Ist zu viel Eiweiß schädlich?

Das Protein Paradox: Teil II

Ein Artikel von Mikementzer.com
von Greg Bradley-Popovich, MS, MS

Es gibt zahlreiche Faktoren, welche die Ergebnisse der Experimente, bezüglich des Proteinbedarfs von anaerob trainierenden Athleten, durcheinander bringen. Solche externen Variablen verhindern wahrscheinlich, dass andere Variablen ein Signifikanzniveau erreichen können. Am wichtigsten ist hierbei vermutlich die Energiebilanz. Es ist bewiesen, dass es eine inverse Korrelation zwischen der Energieaufnahmen und dem Proteinbedarf gibt. Dies gilt sowohl für inaktive Personen, als auch für Kraftsportler (Lemon, 1995). Dieses Thema führt ganz besonders in Studien zu Freizeit-, und Wettkampfbodybuildern zu Problemen, da hier, während des Versuchs der Reduktion des Körperfetts, oft ein Kaloriendefizit gebildet wird. Überraschenderweise, wurde das Thema Energiebilanz, in der Mehrheit der abgedruckten Studien, nicht vollständig besprochen. Obwohl die meisten Studien den verwendeten Energiekonsum angaben, wurde in den wenigsten Studien eine Schätzung des Energiebedarfs angegeben. Es ist daher nicht bekannt, welche der Probanden eine negative, ausgeglichene, oder positive Energiebilanz hatten. Es ist aber bewiesen, dass die Energiebilanz schwere Auswirkungen auf die Stickstoffretention hat. Eine Energieaufnahme über den Bedarf hinaus führt zu Stickstoffretention, wohingegen ein Energiedefizit zu Stickstoffverlusten führt. Quantitativ ist es so, dass ein Kalorienüberschuss/Kaloriendefizit von 1000kcal, die Retention/Ausscheidung von 2g Stickstoff bewirkt (Munro, 1964). Diese unbekannte Variable kann mit Sicherheit zu Fehlern in der Interpretation solcher Studien führen, und kann dadurch helfen zu erklären, wieso in diesen Studien keine signifikante Korrelation zwischen der Stickstoffretention und der Energieaufnahme, unabhängig vom Energieumsatz, gezeigt werden kann.

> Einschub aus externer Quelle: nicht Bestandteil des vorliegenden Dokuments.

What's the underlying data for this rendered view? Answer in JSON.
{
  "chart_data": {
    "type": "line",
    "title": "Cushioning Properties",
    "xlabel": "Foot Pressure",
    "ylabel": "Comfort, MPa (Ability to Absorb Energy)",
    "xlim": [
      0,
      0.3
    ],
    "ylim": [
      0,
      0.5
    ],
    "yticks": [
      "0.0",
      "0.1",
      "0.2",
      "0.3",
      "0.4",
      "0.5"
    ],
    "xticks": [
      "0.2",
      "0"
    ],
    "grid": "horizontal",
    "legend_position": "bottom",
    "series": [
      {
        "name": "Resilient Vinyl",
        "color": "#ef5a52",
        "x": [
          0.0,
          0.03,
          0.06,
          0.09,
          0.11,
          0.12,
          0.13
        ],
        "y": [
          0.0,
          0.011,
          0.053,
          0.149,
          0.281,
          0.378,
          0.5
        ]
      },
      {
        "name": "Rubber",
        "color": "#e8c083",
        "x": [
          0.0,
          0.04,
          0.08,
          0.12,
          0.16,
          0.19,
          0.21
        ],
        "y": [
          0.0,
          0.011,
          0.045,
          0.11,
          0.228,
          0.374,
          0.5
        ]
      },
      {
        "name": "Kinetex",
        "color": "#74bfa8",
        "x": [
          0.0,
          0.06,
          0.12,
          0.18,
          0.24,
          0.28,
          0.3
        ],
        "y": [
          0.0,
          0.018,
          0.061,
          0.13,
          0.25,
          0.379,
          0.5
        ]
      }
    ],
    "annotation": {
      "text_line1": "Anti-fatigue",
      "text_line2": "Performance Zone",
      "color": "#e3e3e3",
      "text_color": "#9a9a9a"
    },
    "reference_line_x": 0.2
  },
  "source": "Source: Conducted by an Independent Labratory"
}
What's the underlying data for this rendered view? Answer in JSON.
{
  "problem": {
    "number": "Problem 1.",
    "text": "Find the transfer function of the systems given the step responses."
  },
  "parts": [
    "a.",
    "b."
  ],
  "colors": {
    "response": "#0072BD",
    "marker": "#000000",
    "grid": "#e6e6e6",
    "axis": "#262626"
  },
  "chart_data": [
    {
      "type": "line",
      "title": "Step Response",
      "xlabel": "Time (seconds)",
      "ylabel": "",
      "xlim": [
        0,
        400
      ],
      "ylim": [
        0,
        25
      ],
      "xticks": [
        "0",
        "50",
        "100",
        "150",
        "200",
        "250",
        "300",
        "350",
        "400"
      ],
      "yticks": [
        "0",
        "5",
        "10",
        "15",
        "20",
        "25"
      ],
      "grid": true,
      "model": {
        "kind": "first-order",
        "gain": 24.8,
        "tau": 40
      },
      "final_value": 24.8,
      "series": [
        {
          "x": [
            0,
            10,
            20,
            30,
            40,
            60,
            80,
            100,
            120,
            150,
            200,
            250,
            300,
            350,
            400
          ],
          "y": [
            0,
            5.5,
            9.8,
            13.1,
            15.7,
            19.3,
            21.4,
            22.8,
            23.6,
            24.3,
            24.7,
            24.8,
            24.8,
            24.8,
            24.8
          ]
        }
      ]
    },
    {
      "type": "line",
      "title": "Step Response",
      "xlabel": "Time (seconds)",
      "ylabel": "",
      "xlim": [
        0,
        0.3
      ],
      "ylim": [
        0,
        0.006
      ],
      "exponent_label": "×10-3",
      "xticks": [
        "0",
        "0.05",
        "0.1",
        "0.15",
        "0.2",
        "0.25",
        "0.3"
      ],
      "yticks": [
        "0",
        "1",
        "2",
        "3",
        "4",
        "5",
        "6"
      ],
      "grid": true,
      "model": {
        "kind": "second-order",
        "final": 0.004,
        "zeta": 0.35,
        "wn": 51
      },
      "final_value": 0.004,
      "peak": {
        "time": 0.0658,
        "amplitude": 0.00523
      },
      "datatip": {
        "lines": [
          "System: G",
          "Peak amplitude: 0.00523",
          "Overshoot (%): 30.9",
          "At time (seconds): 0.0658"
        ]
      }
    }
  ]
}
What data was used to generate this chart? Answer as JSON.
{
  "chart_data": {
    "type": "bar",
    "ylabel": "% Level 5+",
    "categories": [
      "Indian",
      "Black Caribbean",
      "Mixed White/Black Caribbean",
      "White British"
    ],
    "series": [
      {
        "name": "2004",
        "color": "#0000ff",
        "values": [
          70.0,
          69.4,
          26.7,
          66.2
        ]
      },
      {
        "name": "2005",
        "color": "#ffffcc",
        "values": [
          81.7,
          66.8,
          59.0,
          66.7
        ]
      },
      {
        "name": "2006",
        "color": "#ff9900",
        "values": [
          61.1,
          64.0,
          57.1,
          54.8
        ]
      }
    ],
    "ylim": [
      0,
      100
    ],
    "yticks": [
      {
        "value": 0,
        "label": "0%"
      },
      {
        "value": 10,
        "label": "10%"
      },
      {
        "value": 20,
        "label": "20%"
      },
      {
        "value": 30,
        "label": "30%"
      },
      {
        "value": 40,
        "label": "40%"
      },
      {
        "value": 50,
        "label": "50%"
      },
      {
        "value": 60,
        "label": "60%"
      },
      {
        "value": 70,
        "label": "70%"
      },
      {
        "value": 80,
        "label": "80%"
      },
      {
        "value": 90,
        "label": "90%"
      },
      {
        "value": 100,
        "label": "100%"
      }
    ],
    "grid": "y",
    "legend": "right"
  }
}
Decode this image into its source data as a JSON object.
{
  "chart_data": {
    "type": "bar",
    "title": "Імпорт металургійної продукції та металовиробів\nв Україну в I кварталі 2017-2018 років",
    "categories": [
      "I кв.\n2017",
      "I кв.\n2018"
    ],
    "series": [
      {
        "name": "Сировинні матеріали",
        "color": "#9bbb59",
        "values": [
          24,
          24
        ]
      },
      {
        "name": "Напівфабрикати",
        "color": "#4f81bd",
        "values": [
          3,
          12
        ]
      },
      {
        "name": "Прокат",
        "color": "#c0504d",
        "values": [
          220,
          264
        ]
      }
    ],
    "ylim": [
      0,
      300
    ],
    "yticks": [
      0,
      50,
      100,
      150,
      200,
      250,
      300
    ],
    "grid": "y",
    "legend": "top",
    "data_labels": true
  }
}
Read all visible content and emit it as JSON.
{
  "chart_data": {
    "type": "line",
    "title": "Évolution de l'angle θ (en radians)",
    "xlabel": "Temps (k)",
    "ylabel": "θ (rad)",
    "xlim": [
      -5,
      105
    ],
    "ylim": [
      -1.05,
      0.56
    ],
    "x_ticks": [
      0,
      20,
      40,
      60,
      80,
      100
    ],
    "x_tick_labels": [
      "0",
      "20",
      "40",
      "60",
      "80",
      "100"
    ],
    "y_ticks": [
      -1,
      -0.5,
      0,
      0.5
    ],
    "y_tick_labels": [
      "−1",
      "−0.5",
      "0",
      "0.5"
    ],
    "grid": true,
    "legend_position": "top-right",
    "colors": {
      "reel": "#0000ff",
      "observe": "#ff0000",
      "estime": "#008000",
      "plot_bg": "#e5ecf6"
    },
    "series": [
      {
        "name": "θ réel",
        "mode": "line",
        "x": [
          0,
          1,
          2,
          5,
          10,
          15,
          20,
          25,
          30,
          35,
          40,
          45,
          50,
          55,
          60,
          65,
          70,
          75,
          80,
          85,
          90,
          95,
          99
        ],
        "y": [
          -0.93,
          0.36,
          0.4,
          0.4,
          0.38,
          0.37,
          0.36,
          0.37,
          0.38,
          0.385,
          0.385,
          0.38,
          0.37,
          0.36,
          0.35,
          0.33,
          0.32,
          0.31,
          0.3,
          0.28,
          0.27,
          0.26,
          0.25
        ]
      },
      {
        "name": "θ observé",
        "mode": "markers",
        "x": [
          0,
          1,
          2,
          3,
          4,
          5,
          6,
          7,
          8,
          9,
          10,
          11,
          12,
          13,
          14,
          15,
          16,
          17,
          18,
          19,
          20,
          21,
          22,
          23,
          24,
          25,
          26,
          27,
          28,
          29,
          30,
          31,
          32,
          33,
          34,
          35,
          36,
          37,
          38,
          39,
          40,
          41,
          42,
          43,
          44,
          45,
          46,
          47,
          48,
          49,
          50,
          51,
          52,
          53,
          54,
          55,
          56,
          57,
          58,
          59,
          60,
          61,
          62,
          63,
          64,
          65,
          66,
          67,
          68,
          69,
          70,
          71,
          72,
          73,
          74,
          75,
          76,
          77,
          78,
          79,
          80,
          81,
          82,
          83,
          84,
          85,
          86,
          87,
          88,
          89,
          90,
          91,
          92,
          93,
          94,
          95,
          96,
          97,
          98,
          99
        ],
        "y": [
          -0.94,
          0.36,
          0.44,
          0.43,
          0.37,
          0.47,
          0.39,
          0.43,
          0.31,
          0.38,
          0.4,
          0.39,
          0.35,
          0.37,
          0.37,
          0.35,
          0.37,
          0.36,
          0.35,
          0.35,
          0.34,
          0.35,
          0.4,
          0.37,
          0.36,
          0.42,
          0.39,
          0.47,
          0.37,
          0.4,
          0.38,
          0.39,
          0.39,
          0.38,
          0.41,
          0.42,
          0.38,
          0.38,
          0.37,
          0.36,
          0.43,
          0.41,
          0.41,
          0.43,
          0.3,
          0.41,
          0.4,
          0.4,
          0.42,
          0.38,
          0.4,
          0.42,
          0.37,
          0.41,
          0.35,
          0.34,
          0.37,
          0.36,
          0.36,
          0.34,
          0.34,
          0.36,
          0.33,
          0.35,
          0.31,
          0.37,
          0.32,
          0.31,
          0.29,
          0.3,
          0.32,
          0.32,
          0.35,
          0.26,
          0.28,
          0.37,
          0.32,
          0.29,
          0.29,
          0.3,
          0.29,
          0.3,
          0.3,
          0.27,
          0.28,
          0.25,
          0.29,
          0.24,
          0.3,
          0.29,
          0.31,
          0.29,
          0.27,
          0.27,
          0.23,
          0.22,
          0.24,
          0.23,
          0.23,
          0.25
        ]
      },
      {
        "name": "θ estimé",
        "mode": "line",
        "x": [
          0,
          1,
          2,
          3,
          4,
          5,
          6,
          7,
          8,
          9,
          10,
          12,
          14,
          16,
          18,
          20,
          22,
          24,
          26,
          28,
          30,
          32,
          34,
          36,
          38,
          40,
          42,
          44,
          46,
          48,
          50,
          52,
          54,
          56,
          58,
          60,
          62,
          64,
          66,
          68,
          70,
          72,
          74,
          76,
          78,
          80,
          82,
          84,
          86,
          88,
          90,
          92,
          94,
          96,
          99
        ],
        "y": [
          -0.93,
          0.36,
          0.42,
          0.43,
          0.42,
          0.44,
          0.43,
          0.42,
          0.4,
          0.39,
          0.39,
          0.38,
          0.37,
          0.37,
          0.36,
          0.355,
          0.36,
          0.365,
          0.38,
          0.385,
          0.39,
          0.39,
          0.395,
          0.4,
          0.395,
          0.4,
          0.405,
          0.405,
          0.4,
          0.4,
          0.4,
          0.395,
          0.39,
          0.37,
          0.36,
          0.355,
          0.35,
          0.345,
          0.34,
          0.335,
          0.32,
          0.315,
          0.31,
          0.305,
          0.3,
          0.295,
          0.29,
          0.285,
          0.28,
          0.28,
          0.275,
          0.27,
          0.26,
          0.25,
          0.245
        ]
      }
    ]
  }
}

Eine andere Variable von höchster Bedeutung, ist die mögliche Verwendung von anabolen androgenen Steroiden der Probanden. Die Wichtigkeit eines dopingfreien Probanden kann nicht stark genug betont werden. Unter Personen, die mit Gewichtheben und Bodybuilding vertraut sind, ist es weitbekannt, dass eine überraschend hohe Anzahl von Bodybuildern (besonders wettkampforientierte Bodybuilder) sich selbst verschreibungspflichtige Medikamente, inklusive anabole Steroide, verabreichen (Eliot, Goldberg, Kuehl, und Catlin, 1987; Friedl, 1994; Hatfield, 1993, p. 30; Hurley, et al., 1984; Kersey, 1993; Sherwood, 1993, p. 239; Tesch, 1992). Laut Schätzungen, verwenden 90% der professionellen, männlichen Bodybuilder, zu irgendeinem Zeitpunkt Steroide (Catlin, Wright, Pope, und Liggett, 1993). Anabole androgene Steroide können, durch ihre starken Effekte auf die Proteinsynthese und den Proteinabbau, die Studien zur Stickstoffbilanz beeinflussen (Lombardo, 1993). Von den neun untersuchten Studien, berichteten nur zwei Studien, Lemon et al. (1992) und Walberg et al. (1988), von einem Versuch diese Variable zu kontrollieren. Die Wissenschaftler befragten die Probanden aber nur ob sie je Steroide verwendeten, anstatt sie wirklich zu testen. Da die Verwendung von Steroiden zu nicht medizinischen Zwecken illegal ist, und damit der Ausschluss aus einer Studie mit finanzieller Entschädigung bevorstehen könnte, ist es unwahrscheinlich, dass solche Befragungen ehrlich beantwortet werden. Bei den anderen Studien ist es sehr wahrscheinlich, basierend auf den vorher zitierten Referenzstudien (Celejowa und Homa und Laritcheva et al), dass von den Wettkampfprobanden Steroide verwendet wurden. Im Gegensatz dazu ist es sehr unwahrscheinlich, dass leistungsfördernde Substanzen auch von den älteren Neulingen der Campbell's Studie verwendet wurden. Bei den verbleibenden vier Studien ist es unbekannt, ob die Teilnehmer jemals Steroide verwendeten, oder während der Studie verwendeten.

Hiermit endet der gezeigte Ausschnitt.